Senior Care Pharmacy Coalition President and CEO Alan Rosenbloom speaks about payment reform in Washington, DC, Wednesday. Credit: SCPC

Many of the nation’s long-term care pharmacies are going to fall below “break-even” and may be forced out of business without additional support when drug-pricing policy changes kick in, sector advocates warned Wednesday.

The Senior Care Pharmacy Coalition is launching a new campaign for federal payment reform as the White House finalizes lower prices on 10 drugs widely used by Medicare beneficiaries and Congress toys with legislation that could loosen pharmacy benefit managers’ grip on most other US drug pricing.

Both efforts could have unintended effects on long-term care pharmacies, which have substantial dispensing costs associated with facility and patient services that commercial and independent pharmacies do not have.

“We have this precarious system when payers have been allowed to create a situation where they don’t pay for services,” said  Alan Rosenbloom, president and CEO of the Senior Care Pharmacy Coalition. “The current perverse payment model was not something long-term care pharmacies ever wanted. It was handed to them because of the disproportionate negotiating power [PBMs] have.”

PBMs negotiate prices on behalf of insurers and have consolidated swiftly, making it hard for small pharmacies to negotiate beneficial contracts.

Earlier this month, a Federal Trade Commission report detailed how increasing vertical integration and concentration has allowed the six largest PBMs to control nearly 95% of all prescriptions filled in the United States. One of those PBMs handles drug negotiations for 47% of long-term care residents in the US, the American Society of Consultant Pharmacists said. 

That concentration of power has won the attention of lawmakers, but they might not realize that limiting PBM tactics and suppressing prices on in-demand drugs for seniors at the same time could pull the rug out from long-term care pharmacies.

Shifting drug prices squeeze LTC pharmacies

“We’re already starting to see the impact of lower drug pricing for consumers, which we are for — we want to be clear about that,” Rosenbloom told McKnight’s Long-Term Care News Wednesday. “This is not about keeping drug prices high so pharmacies stay in business. It’s about fixing a broken model, half of which have been fixed by some of the drug-pricing changes. Now it’s time to fix the other half.”

A recent analysis by CliftonLarsonAllen found the average LTC pharmacy spends more than $15 per prescription on clinical, specialty and delivery services — but Medicare Part D pays just $4 per prescription. LTC pharmacies also often break even or lose money when delivering generic drugs.

Pharmacists working with nursing homes traditionally look to make up those losses through higher prices allowed for commonly prescribed drugs, experts have told McKnight’s.

But insulin prices have already dropped 70% across many formularies in the last year, while prices for the kinds of respiratory inhalers used by COPD patients are likely to follow suit next year, Rosenbloom noted.

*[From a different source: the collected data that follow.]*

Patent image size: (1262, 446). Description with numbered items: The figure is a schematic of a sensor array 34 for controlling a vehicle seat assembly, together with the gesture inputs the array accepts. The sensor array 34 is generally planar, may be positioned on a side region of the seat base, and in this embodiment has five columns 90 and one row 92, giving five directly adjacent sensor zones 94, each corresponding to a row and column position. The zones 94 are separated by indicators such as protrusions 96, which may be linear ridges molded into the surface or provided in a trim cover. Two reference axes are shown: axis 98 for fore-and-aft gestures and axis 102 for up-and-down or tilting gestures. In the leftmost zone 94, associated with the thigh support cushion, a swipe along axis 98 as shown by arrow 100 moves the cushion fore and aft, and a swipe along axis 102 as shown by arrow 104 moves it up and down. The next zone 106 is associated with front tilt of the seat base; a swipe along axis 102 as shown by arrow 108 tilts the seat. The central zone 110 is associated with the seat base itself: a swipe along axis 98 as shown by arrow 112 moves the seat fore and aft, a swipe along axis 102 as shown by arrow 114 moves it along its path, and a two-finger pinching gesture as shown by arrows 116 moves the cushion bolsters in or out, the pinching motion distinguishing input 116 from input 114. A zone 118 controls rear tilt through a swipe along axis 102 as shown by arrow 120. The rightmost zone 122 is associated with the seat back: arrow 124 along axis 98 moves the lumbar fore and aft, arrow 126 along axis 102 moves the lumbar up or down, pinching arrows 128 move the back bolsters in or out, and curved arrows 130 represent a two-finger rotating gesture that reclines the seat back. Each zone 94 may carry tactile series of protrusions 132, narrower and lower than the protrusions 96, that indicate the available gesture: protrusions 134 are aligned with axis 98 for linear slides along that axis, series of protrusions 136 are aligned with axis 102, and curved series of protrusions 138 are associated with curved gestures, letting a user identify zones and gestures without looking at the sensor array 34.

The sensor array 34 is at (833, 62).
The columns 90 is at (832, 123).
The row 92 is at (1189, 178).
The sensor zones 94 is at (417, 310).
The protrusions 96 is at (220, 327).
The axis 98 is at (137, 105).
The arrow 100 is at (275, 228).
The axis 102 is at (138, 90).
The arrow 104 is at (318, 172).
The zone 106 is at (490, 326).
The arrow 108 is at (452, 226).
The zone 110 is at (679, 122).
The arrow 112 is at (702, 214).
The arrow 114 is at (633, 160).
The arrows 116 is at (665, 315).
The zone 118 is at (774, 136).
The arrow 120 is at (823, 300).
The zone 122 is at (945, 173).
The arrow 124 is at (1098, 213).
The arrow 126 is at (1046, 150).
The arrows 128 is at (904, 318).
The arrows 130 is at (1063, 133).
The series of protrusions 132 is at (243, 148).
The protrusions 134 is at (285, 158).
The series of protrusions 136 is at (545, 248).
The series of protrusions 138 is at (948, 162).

And the 10 drugs whose Medicare prices are being negotiated down for 2026 make up 65% of long-term care pharmacies’ proceeds, Rosenbloom said. Add that to the insulin and inhaler reductions, and it’s not hard to imagine the tough situation the sector’s pharmacists could find themselves in.

Pushing for Congressional action

Rosenbloom said Wednesday the goal is to convince Congress to offset some of the drug-price reductions with a “sustainable payment model” that reflects the services LTC pharmacists provide to seniors, including specialized packaging, delivery to remote and small facilities, and medication management and care planning.

“It’s not actually that hard. The first thing you need to do is make sure LTC pharmacies are actually being paid adequately for the cost of their services, particularly the costs that the government requires,” he said. “You’ve got to have a structure that covers those costs, and you’ve got to have a structure that recognizes that any business needs some margin to remain viable. And if it’s not going to be earned through a margin on drugs, it has to come through payment for services and you need to inflate it over time.”

Separately, Congress also needs to “level the playing field” through legislation that includes specifics for the long-term care market, given that Medicare Part D has different standards for retail and long-term care pharmacies, he said.